Töreye Dönüş ve Kendi Değerlerimizle Yeniden Yükseliş
Bugünün dünyasında yeniden yükselişe geçmek için, Türk toplumunun kendi töresine, kültürüne, değerlerine dönmesi gerekir. Bu törenin sunduğu değerler, güçlü bir toplumsal yapı inşa etmenin anahtarıdır. Adalet, dürüstlük, hoşgörü ve sabır gibi değerler, toplumsal ilişkilerde huzur ve güvenin temelini oluşturur. Türk toplumu, bu değerlere sımsıkı sarılarak; bireyler arasında ayrım gözetmeden, birlik ve beraberlik içinde, köklerinden aldığı ilhamla geleceğe emin adımlarla ilerleyebilir.

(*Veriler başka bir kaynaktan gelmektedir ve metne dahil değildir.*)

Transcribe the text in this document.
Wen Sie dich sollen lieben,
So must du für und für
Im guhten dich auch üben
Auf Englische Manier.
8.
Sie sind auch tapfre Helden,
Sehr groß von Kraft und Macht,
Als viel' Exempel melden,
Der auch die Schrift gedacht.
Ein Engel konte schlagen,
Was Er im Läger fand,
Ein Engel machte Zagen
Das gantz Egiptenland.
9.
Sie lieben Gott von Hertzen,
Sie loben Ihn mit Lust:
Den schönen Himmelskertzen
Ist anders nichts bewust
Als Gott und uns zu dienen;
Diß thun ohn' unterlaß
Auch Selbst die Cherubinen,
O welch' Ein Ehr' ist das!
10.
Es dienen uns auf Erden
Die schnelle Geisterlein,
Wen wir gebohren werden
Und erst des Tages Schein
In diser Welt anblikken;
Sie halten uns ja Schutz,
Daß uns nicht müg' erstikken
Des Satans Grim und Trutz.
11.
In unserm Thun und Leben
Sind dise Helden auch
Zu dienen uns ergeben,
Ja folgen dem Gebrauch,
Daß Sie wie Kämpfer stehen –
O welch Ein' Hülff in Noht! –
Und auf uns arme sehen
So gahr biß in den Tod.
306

Sonuç olarak, Türk töresi insanları erdemli bir yaşam sürmeye, başkalarına saygı duymaya, adaletli olmaya ve doğayla uyum içinde yaşamaya teşvik eden bir sistemdir. Bu töreye sadık kalmak, Türk toplumunu ayakta tutan en önemli unsurlardan biridir. “Titre ve kendine dön!” çağrısı, Türk milletinin özünü hatırlaması, kendi değerlerine sarılarak yeniden dirilmesi için bir uyarıdır. Köklerinden aldığı güçle bu millet, töresine bağlı kaldıkça hem kendini hem de tüm insanlığı aydınlatacak bir medeniyet kurmaya muktedirdir.